The late October air is biting as I exit my building and cross the quad at a brisk pace, my phone call with my dad this morning still playing through my head like a bad song stuck on repeat.

If today wasn’t Halloween, I might be tempted to skip my planned outing with Blondie, not only to escape her wrath once I actually figure out how to ask her about Guadalajara, but also because—aside from a brief text exchange confirming we’re still on for tonight—I haven’t seen or talked to her since yesterday, and I don’t want things to be awkward between us.

It’ll only be awkward if you make it awkward, my conscience unhelpfully reminds me.

I roll my eyes. Please, like I don’t know how to make out with a girl and pretend it never happened.

But then…kissing Blondie was different. I can’t stop thinking about her plush lips on mine, about the feel of her slender curves under my hands, and I’m not sure if I can blame that on the simple fact that I keep allowing these physical things to happen between us despite my No Repeats rule.

Shit, that rule is exactly why I should cancel right now and walk away—give us both some much-needed breathing space until our hormones, or whatever it is that’s making us crazy horny for each other, have settled and we’re thinking clearly again.

But canceling on her would mean missing out on Phi Sigma’s legendary annual Boos and Booze party—the first shindig of the partying variation I’ve allowed myself to attend since our fauxmance began—and I refuse to let my costume, which I’ve been planning in meticulous detail for the past several weeks, go to waste.

Sure, I could go on my own, but what kind of message would that send?

It certainly wouldn’t help to make it look any less like we’ve broken up.

And regardless of what happened last night, I’m not ready to walk away from this agreement.

Not when we’ve come this far already, and there’s still a chance it can work.

No, what we need right now is a united front.

And if there’s one occasion when my parents can forgive me for attending a party, it’s Halloween.

So long as I behave myself, and don’t get drunk or make a scene, it’ll all be fine.

And hopefully, in the meantime, Blondie and I can put these pesky break-up rumors to rest.

I tug my phone from my pocket and tap the screen, pulling up my chat thread with Blondie as I skip up the steps to Garfield Hall.

Our last two messages glare at me, and though they’re no tonally different from our other texts, I can’t help second-guessing if that kiss yesterday ruined the dynamic between us.

Me

Are we still on for tonight? Where should I meet you? I can swing by at 9

Blondie

Garfield Hall.

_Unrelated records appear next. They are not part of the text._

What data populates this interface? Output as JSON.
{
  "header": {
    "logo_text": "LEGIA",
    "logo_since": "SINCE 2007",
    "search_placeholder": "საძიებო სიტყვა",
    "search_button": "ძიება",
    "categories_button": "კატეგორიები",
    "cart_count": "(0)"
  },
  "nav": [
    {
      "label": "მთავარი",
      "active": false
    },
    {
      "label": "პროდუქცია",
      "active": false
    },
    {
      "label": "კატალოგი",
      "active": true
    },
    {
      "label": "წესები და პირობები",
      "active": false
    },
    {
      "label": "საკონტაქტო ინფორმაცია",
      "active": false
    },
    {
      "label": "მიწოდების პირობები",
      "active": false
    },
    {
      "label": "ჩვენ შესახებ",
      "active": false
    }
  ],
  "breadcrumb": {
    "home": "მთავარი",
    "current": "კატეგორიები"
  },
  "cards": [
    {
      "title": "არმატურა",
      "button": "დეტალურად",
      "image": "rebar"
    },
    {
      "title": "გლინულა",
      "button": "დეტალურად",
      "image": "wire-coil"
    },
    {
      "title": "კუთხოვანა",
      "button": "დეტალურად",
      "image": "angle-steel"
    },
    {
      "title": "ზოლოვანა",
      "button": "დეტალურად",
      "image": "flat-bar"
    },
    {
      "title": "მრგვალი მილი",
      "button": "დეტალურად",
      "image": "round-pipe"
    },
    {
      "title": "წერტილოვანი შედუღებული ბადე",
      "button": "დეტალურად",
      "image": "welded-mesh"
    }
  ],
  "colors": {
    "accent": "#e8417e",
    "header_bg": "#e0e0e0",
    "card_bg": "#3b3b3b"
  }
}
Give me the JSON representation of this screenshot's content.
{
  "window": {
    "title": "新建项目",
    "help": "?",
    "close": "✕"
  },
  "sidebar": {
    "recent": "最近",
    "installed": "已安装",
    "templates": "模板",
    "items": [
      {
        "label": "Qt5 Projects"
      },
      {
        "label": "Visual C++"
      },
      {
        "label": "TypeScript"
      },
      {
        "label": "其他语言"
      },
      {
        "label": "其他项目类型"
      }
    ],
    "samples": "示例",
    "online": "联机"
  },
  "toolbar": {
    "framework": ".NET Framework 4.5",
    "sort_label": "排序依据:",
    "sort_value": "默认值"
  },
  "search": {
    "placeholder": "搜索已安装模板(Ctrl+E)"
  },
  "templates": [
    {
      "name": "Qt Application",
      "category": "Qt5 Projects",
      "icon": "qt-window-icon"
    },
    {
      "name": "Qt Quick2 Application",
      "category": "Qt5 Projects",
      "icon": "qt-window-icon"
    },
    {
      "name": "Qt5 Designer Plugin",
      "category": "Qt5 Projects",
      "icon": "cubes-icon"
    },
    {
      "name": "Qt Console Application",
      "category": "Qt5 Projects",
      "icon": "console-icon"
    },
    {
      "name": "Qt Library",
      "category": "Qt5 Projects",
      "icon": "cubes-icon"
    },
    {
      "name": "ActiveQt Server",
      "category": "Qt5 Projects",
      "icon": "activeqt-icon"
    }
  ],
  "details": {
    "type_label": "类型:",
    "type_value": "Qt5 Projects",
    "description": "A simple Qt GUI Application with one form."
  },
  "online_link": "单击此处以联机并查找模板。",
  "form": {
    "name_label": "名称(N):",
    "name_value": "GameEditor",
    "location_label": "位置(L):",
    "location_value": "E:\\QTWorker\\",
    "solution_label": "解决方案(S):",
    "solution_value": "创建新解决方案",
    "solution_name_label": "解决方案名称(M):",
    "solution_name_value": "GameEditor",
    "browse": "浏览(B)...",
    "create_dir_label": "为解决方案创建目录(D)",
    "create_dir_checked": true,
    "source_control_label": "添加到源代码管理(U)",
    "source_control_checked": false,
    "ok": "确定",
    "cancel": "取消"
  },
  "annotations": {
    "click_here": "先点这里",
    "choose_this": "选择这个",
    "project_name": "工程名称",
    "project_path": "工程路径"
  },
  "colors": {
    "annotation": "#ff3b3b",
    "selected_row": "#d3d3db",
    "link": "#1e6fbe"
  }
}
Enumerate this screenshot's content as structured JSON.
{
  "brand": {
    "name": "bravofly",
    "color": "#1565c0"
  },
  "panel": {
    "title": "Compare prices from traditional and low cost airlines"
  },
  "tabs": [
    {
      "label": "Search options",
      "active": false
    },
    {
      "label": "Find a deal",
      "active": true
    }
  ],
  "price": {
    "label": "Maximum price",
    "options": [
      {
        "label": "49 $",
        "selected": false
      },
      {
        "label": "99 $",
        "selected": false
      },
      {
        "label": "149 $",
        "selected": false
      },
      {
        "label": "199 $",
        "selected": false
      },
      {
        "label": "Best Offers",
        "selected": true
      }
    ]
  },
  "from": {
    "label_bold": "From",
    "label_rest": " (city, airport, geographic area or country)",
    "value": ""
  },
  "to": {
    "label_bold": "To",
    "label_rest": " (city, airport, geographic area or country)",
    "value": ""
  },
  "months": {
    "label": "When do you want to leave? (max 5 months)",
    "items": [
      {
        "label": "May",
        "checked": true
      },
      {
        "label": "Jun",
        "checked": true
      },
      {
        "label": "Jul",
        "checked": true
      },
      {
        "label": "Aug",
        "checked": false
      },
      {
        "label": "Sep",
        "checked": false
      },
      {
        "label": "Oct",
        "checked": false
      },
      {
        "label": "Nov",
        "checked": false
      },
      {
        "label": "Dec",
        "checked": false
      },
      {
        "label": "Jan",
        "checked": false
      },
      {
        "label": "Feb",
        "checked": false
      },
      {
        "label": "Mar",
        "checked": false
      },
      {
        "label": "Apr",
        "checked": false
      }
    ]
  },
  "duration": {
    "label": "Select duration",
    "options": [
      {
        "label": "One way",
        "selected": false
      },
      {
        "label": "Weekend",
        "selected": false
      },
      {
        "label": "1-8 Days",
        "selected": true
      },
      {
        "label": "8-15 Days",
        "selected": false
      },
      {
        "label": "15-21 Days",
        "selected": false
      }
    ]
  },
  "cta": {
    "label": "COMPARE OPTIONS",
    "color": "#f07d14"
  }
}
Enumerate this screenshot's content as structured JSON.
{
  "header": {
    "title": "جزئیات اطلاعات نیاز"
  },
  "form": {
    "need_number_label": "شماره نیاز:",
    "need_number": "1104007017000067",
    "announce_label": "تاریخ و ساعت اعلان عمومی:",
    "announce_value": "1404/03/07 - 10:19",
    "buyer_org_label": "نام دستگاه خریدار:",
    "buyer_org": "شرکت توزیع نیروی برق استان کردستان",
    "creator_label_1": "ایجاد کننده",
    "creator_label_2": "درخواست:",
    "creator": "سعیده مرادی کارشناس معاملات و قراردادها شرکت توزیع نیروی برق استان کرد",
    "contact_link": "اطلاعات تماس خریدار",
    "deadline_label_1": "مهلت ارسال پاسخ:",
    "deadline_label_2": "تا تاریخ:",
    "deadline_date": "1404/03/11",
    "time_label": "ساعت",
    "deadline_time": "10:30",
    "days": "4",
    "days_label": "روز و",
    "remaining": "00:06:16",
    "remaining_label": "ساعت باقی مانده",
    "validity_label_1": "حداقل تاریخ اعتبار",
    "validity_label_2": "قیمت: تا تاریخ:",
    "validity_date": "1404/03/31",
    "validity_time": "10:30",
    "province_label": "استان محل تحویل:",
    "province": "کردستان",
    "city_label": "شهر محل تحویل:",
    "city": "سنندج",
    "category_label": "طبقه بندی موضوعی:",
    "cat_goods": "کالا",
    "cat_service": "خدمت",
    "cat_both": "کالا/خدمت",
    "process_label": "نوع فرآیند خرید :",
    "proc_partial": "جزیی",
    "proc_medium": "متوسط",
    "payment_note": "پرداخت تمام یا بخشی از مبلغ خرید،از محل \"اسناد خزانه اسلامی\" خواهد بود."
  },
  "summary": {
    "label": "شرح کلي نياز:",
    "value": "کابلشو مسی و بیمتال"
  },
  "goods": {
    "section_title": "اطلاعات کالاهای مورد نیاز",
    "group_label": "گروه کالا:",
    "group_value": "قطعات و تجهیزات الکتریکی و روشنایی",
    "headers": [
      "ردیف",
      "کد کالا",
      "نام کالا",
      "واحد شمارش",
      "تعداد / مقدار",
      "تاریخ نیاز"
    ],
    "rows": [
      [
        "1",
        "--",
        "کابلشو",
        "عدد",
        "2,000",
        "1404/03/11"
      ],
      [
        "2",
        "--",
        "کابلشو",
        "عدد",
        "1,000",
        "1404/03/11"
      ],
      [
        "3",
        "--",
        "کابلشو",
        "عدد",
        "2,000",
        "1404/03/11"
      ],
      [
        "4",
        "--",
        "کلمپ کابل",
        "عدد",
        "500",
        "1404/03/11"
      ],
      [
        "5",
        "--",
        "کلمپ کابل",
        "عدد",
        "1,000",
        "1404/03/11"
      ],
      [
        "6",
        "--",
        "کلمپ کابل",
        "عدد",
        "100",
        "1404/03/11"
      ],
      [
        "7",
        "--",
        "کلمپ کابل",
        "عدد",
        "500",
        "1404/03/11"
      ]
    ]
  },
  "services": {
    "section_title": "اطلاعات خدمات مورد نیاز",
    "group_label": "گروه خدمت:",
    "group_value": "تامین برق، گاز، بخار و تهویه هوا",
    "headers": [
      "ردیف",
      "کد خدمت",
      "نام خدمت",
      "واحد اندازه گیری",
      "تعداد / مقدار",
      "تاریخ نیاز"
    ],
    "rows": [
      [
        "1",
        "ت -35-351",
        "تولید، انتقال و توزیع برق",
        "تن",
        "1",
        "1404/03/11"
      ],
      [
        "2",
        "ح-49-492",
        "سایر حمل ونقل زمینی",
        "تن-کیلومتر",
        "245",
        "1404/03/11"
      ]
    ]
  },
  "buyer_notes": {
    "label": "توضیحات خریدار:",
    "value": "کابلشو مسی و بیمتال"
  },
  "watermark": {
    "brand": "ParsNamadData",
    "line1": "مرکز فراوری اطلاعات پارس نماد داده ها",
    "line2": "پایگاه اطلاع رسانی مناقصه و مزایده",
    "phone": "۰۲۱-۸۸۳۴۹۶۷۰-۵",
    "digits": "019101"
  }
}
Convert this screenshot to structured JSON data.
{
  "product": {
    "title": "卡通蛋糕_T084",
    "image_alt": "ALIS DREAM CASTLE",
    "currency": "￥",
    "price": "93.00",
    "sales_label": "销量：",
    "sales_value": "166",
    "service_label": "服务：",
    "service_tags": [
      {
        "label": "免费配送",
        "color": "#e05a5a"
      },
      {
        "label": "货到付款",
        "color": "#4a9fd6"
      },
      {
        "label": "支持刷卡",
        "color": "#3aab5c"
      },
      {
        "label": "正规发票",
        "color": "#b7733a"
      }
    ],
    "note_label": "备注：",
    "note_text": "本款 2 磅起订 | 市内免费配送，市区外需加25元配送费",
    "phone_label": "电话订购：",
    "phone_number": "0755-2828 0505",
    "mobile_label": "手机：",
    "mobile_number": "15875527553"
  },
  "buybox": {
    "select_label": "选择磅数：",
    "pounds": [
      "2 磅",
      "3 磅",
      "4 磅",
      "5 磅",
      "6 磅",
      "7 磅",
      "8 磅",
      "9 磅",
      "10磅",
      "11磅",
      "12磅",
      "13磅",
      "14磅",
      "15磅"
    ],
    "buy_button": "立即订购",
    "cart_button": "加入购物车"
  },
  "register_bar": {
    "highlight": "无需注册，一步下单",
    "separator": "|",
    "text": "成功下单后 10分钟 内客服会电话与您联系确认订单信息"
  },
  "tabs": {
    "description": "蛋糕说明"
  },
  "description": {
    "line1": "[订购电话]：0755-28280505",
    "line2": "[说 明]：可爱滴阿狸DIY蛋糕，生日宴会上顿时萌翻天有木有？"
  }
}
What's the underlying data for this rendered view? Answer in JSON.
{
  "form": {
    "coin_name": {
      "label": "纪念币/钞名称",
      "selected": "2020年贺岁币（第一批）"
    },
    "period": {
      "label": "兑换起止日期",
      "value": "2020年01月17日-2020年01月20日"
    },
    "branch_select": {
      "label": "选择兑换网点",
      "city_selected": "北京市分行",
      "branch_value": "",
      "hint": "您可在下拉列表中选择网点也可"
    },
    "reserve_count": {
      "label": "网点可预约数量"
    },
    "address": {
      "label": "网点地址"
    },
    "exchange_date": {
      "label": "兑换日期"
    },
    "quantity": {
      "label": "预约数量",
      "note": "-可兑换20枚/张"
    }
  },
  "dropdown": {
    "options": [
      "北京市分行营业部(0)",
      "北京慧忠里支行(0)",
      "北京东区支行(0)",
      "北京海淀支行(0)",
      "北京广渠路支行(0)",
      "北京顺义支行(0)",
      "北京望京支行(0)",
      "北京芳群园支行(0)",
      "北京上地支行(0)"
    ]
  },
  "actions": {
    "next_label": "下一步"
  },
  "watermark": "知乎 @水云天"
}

Room 237

Blondie has always been rather direct with me, but there was something so…blunt about her answer. Well, more blunt than usual. I’m probably imagining it. And if I’m not—if she is pissed at me for…I don’t know, kissing her back?—well, then things are about to get a whole lot more awkward.

I yank open the door to the building and make my way up the necessary two flights of stairs to reach Room 237, as instructed.

Returning my phone to my pocket, I straighten my back and, bracing myself, rap my knuckles sharply on the door.

Beyond it, I hear the muffled cadence of voices, followed by a chorus of laughter, which bodes well for whatever mood I’m likely to find Blondie in.

My heart thumps hard against my rib cage when the door opens a moment later, but it isn’t my fake girlfriend who answers.

“Damian,” Ronnie says, scowling at me from the other side of the threshold.

Right. I forgot. Blondie doesn’t live on campus, so that must mean this is Ronnie’s room.

“Well, hi there, Red.” I grip the rim of my oversized hat and tip it forward in greeting.

As I push it back into place, my eyes dip, noting the shiny fire-engine red platform boots and the minuscule Union Jack mini-dress that’s barely long enough to protect her from an indecent exposure charge.

“Nice costume. What are you supposed to be, some kind of British wet dream?”